Harlem Globetrotter Hot Shot leads a group of kids in the Y.M.C.A. song during the show on Sunday, Jan. 20, 2019, at Rupp Arena in Lexington, Kentucky.

Addison Lander

The Harlem Globetrotters played at Rupp Arena in their signature style of combining basketball and entertainment on Sunday.

The game they played was against their archrivals, the Washington Generals, although they maintained a lead over the Generals throughout most of the game. Ultimately, the Globetrotters soundly defeated the Generals in a six-point shoot-out and maintained their status as the “best basketball team on Earth.”

The team’s stop in Lexington was a part of its current “Fan Powered” World Tour, the fan power coming from sound meters that lit up a vertical bar based on how loud all the fans in the arena were. The Globetrotters not only involved those present at the game in this way, but they also regularly interacted with members of the crowd in different ways throughout the course of the game, from starting a wave to bringing fans down for a dance-off.

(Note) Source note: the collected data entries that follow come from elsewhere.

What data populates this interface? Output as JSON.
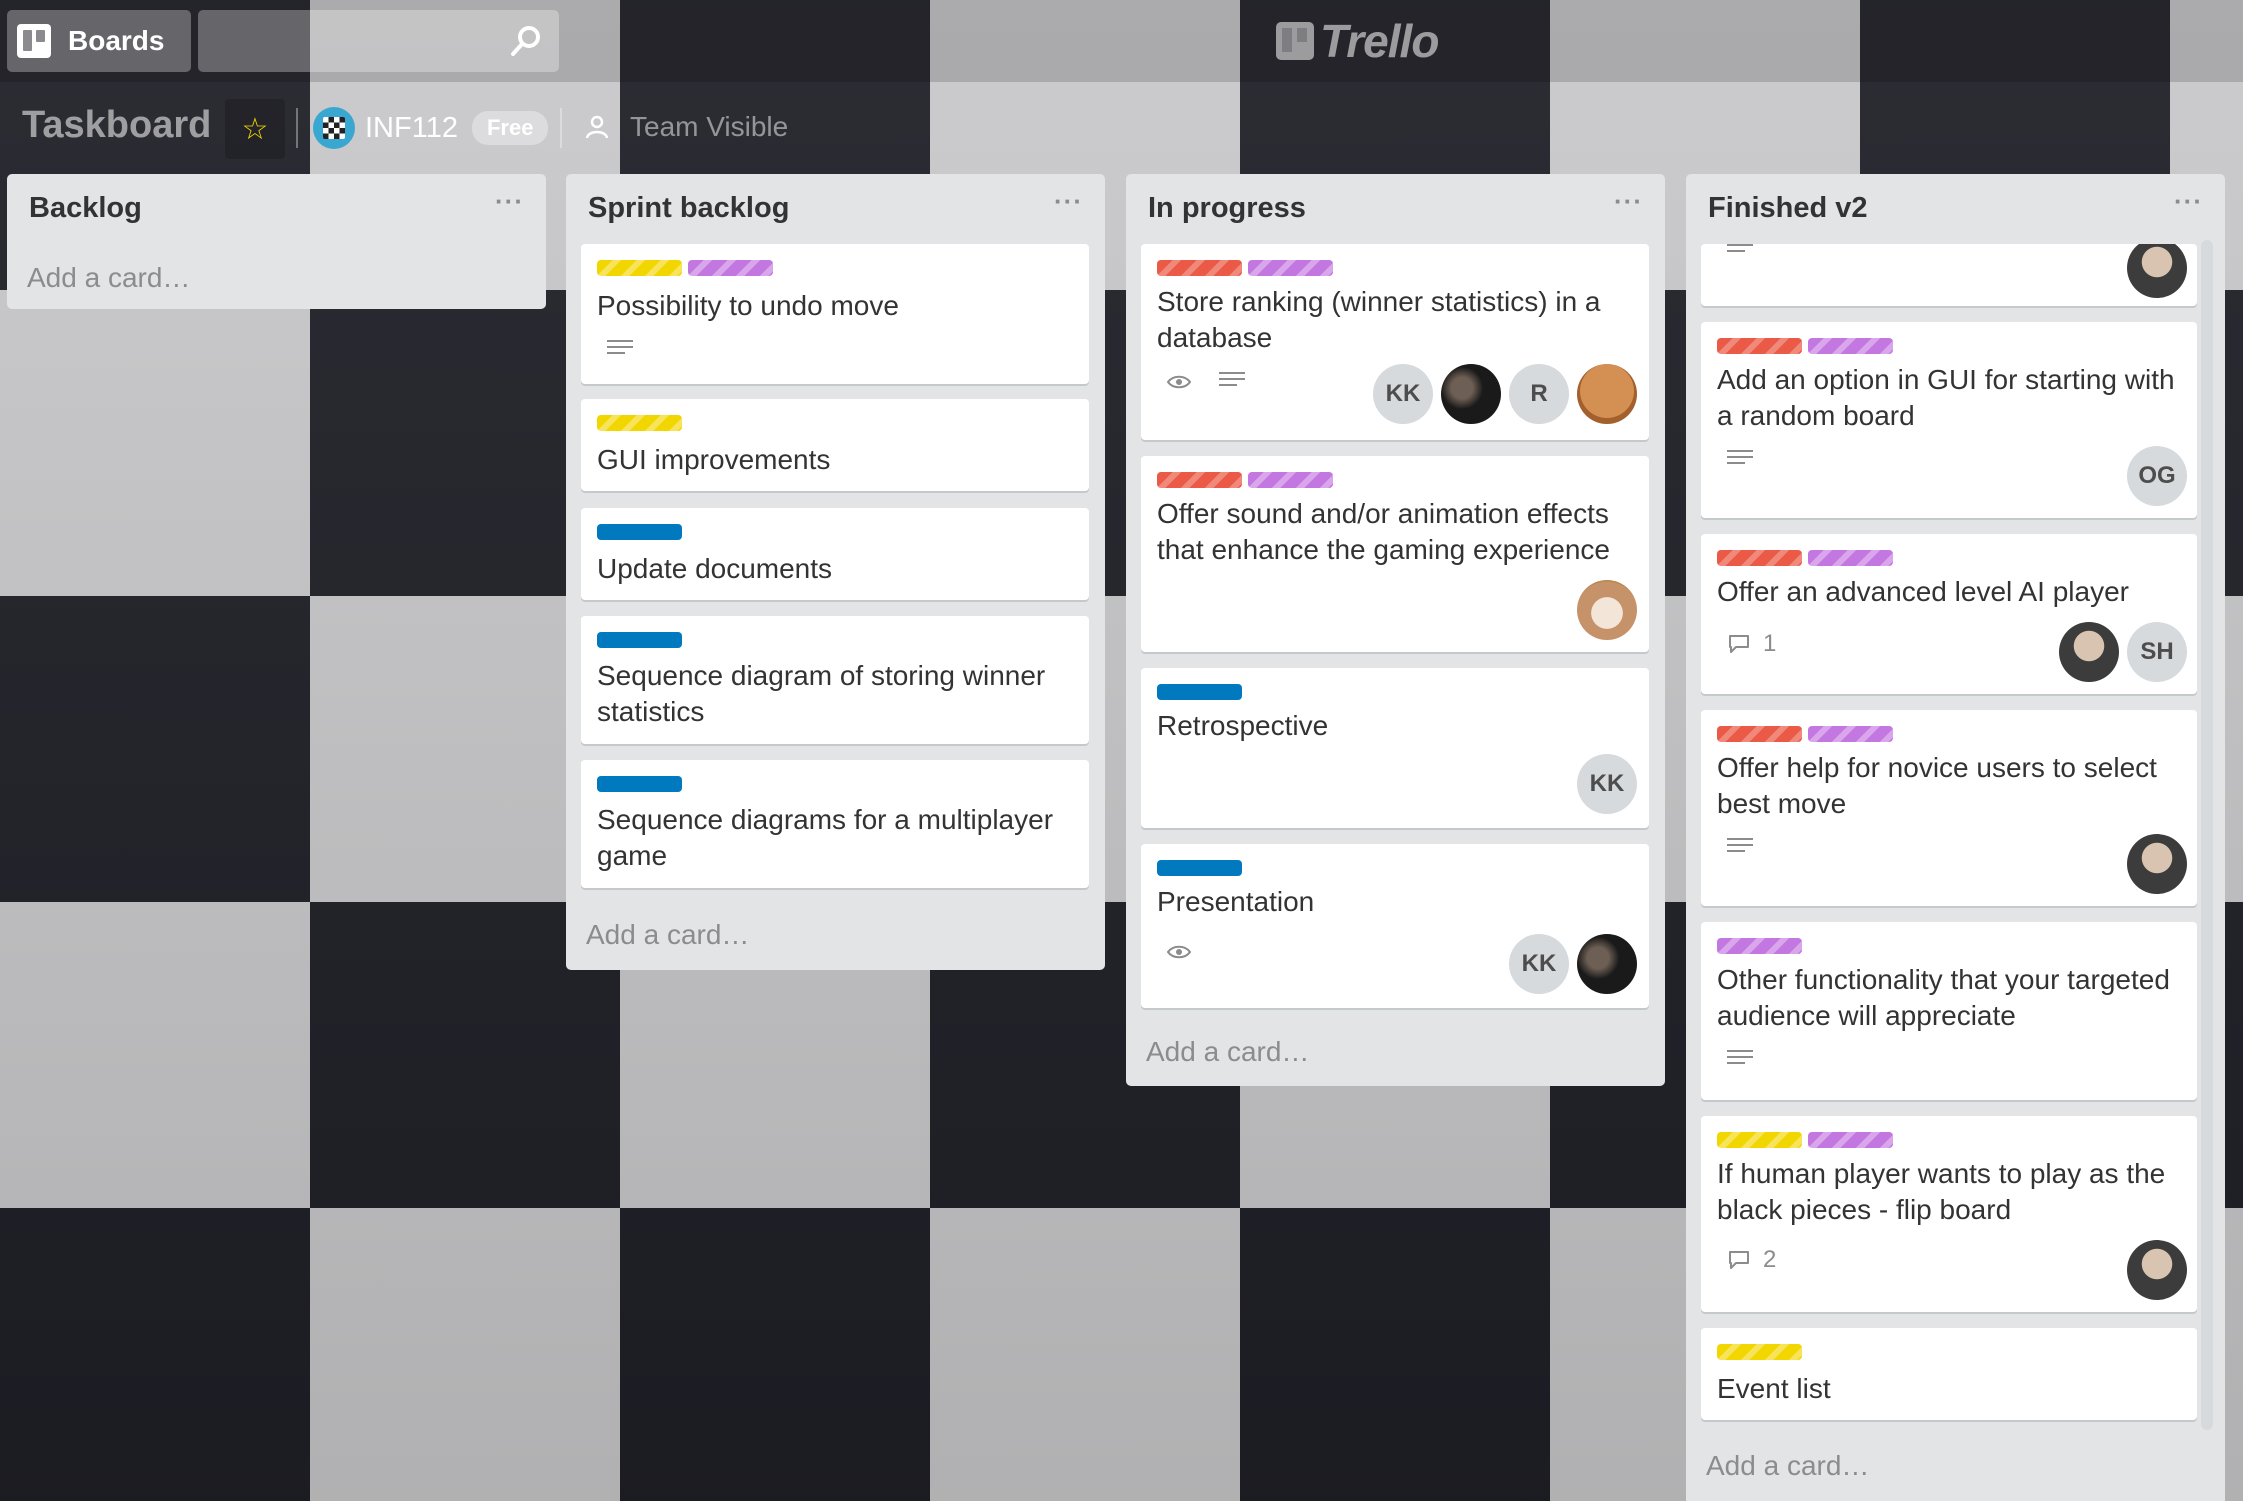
{
  "header": {
    "boards_label": "Boards",
    "search": {
      "value": "",
      "placeholder": ""
    },
    "logo_text": "Trello"
  },
  "board": {
    "title": "Taskboard",
    "starred": true,
    "org_name": "INF112",
    "org_badge": "Free",
    "visibility": "Team Visible"
  },
  "colors": {
    "label_yellow": "#f2d600",
    "label_red": "#eb5a46",
    "label_purple": "#c377e0",
    "label_blue": "#0079bf",
    "list_bg": "#e2e4e6"
  },
  "lists": [
    {
      "title": "Backlog",
      "menu": "···",
      "add_card": "Add a card…"
    },
    {
      "title": "Sprint backlog",
      "menu": "···",
      "add_card": "Add a card…",
      "cards": [
        {
          "text": "Possibility to undo move",
          "labels": [
            "yellow",
            "purple"
          ],
          "has_description": true
        },
        {
          "text": "GUI improvements",
          "labels": [
            "yellow"
          ]
        },
        {
          "text": "Update documents",
          "labels": [
            "blue"
          ]
        },
        {
          "text": "Sequence diagram of storing winner statistics",
          "labels": [
            "blue"
          ]
        },
        {
          "text": "Sequence diagrams for a multiplayer game",
          "labels": [
            "blue"
          ]
        }
      ]
    },
    {
      "title": "In progress",
      "menu": "···",
      "add_card": "Add a card…",
      "cards": [
        {
          "text": "Store ranking (winner statistics) in a database",
          "labels": [
            "red",
            "purple"
          ],
          "watching": true,
          "has_description": true,
          "members": [
            "KK",
            "photo-dark",
            "R",
            "emoji-avatar"
          ]
        },
        {
          "text": "Offer sound and/or animation effects that enhance the gaming experience",
          "labels": [
            "red",
            "purple"
          ],
          "members": [
            "cat-photo"
          ]
        },
        {
          "text": "Retrospective",
          "labels": [
            "blue"
          ],
          "members": [
            "KK"
          ]
        },
        {
          "text": "Presentation",
          "labels": [
            "blue"
          ],
          "watching": true,
          "members": [
            "KK",
            "photo-dark"
          ]
        }
      ]
    },
    {
      "title": "Finished v2",
      "menu": "···",
      "add_card": "Add a card…",
      "cards": [
        {
          "text": "",
          "partial": true,
          "has_description": true,
          "members": [
            "beard-photo"
          ]
        },
        {
          "text": "Add an option in GUI for starting with a random board",
          "labels": [
            "red",
            "purple"
          ],
          "has_description": true,
          "members": [
            "OG"
          ]
        },
        {
          "text": "Offer an advanced level AI player",
          "labels": [
            "red",
            "purple"
          ],
          "comments": "1",
          "members": [
            "beard-photo",
            "SH"
          ]
        },
        {
          "text": "Offer help for novice users to select best move",
          "labels": [
            "red",
            "purple"
          ],
          "has_description": true,
          "members": [
            "beard-photo"
          ]
        },
        {
          "text": "Other functionality that your targeted audience will appreciate",
          "labels": [
            "purple"
          ],
          "has_description": true
        },
        {
          "text": "If human player wants to play as the black pieces - flip board",
          "labels": [
            "yellow",
            "purple"
          ],
          "comments": "2",
          "members": [
            "beard-photo"
          ]
        },
        {
          "text": "Event list",
          "labels": [
            "yellow"
          ]
        }
      ]
    }
  ],
  "avatars": {
    "kk": "KK",
    "r": "R",
    "og": "OG",
    "sh": "SH"
  }
}
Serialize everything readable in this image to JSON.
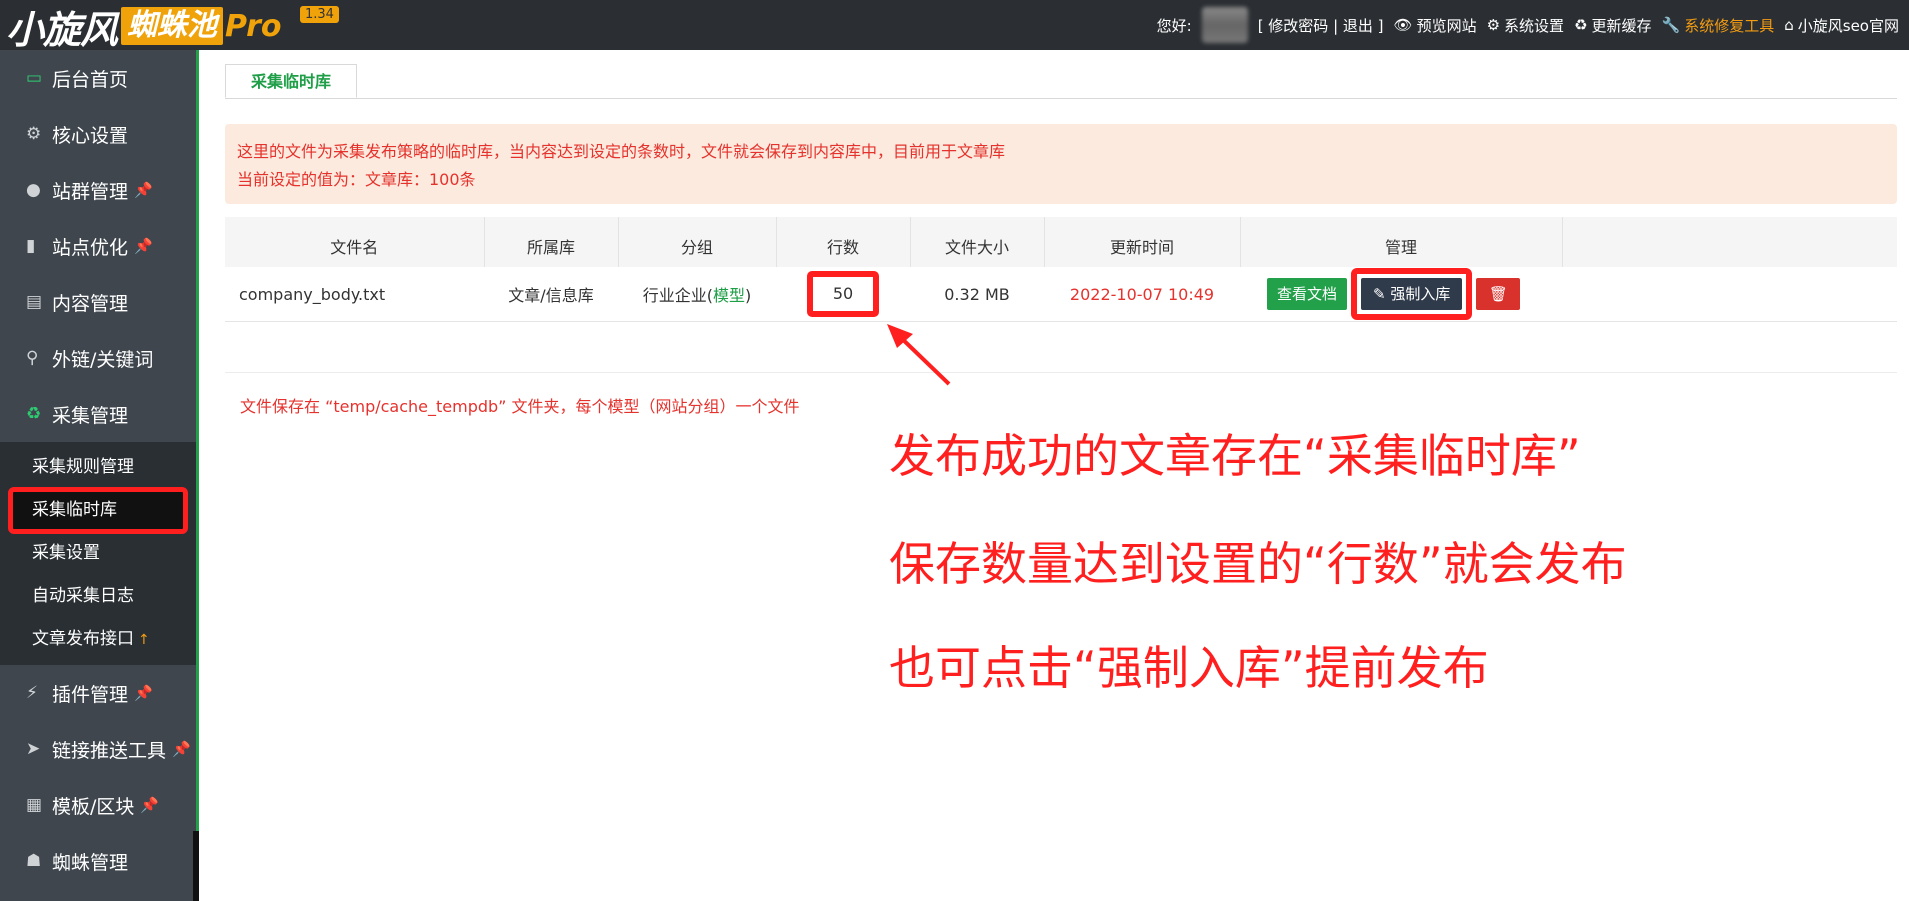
{
  "header": {
    "logo_main": "小旋风",
    "logo_sub": "蜘蛛池",
    "logo_pro": "Pro",
    "version": "1.34",
    "greeting": "您好:",
    "account_links": "[ 修改密码 | 退出 ]",
    "links": [
      {
        "label": "预览网站",
        "icon": "eye-icon"
      },
      {
        "label": "系统设置",
        "icon": "gear-icon"
      },
      {
        "label": "更新缓存",
        "icon": "refresh-icon"
      },
      {
        "label": "系统修复工具",
        "icon": "wrench-icon"
      },
      {
        "label": "小旋风seo官网",
        "icon": "home-icon"
      }
    ]
  },
  "sidebar": {
    "items": [
      {
        "label": "后台首页",
        "icon": "monitor-icon"
      },
      {
        "label": "核心设置",
        "icon": "gear-icon"
      },
      {
        "label": "站群管理",
        "icon": "user-icon",
        "pinned": true
      },
      {
        "label": "站点优化",
        "icon": "bar-chart-icon",
        "pinned": true
      },
      {
        "label": "内容管理",
        "icon": "document-icon"
      },
      {
        "label": "外链/关键词",
        "icon": "link-icon"
      },
      {
        "label": "采集管理",
        "icon": "recycle-icon"
      }
    ],
    "subitems": [
      {
        "label": "采集规则管理"
      },
      {
        "label": "采集临时库"
      },
      {
        "label": "采集设置"
      },
      {
        "label": "自动采集日志"
      },
      {
        "label": "文章发布接口"
      }
    ],
    "items_after": [
      {
        "label": "插件管理",
        "icon": "plug-icon",
        "pinned": true
      },
      {
        "label": "链接推送工具",
        "icon": "send-icon",
        "pinned": true
      },
      {
        "label": "模板/区块",
        "icon": "template-icon",
        "pinned": true
      },
      {
        "label": "蜘蛛管理",
        "icon": "android-icon"
      }
    ]
  },
  "main": {
    "tab": "采集临时库",
    "notice_line1": "这里的文件为采集发布策略的临时库，当内容达到设定的条数时，文件就会保存到内容库中，目前用于文章库",
    "notice_line2": "当前设定的值为：文章库：100条",
    "table": {
      "headers": [
        "文件名",
        "所属库",
        "分组",
        "行数",
        "文件大小",
        "更新时间",
        "管理"
      ],
      "row": {
        "filename": "company_body.txt",
        "library": "文章/信息库",
        "group_name": "行业企业(",
        "group_link": "模型",
        "group_close": ")",
        "lines": "50",
        "size": "0.32 MB",
        "updated": "2022-10-07 10:49",
        "view_btn": "查看文档",
        "force_btn": "强制入库"
      }
    },
    "note": "文件保存在 “temp/cache_tempdb” 文件夹，每个模型（网站分组）一个文件",
    "annotations": [
      "发布成功的文章存在“采集临时库”",
      "保存数量达到设置的“行数”就会发布",
      "也可点击“强制入库”提前发布"
    ]
  },
  "colors": {
    "topbar": "#2b2f33",
    "sidebar": "#3f464e",
    "accent_green": "#22a04a",
    "orange": "#f39c12",
    "highlight_red": "#ff1f1f"
  }
}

At one point, music from the Disney movie “The Lion King” played, and one of the players went into the stands and picked up a kid similarly to the way Simba is picked up at the movie’s beginning, and then encouraged the parents of small children present to do the same. The Globetrotters involved a lot of children throughout the game, and there was an emphasis placed on family friendly humor.

First-time fan Kyle Sumner said that he was “impressed, the kids are really into it.” Sumner, a Lexington resident and worker for East & Westbrook Construction, is a UK basketball fan himself and was there with his son, who is also starting to pick up a love of basketball.

Before the game actually started, five kids were brought out onto the floor and played a round of musical chairs with the Globetrotter’s mascot, Globie, and at other times, kids were brought down to the floor in the middle of the game to be taught a basketball trick or the like.

The Globetrotters themselves kept laughter alive in the crowd through many jokes and banter with the referees and members of the opposing team. In the second half of the game, one of the Globetrotters, Hi-Lite, tried to convince the referee that the opposing team had gotten the ball out of bounds and used the aforementioned wave to create a distraction while giving the ball to someone of the other team. When the referee stuck with his decision of giving the Generals the ball, Hi-Lite called for an instant replay, which resulted in everyone on the floor recreating a series of their previous actions but in reverse.

The Globetrotters referred to an app they have multiple times, one focused on engaging with fans, and they emphasized the fact that it is free. In the app, one can find a team roster and even videos teaching fans how to do certain tricks, such as spinning a basketball on one finger.

The Globetrotters have partnered with GoNoodle in a campaign to get kids moving and active, and this was something they mentioned as they brought kids out to participate in the various games and activities.

Axel Navi, an Anderson County High School junior, and Anthony Michelotti, a homeschooled sophomore, both agreed that the Globetrotters fully achieved their goal of engaging with the kids during the game.

Michelotti went on to say that “kids need to have people to look up to,” regarding the Globetrotters serving as role models for keeping kids active.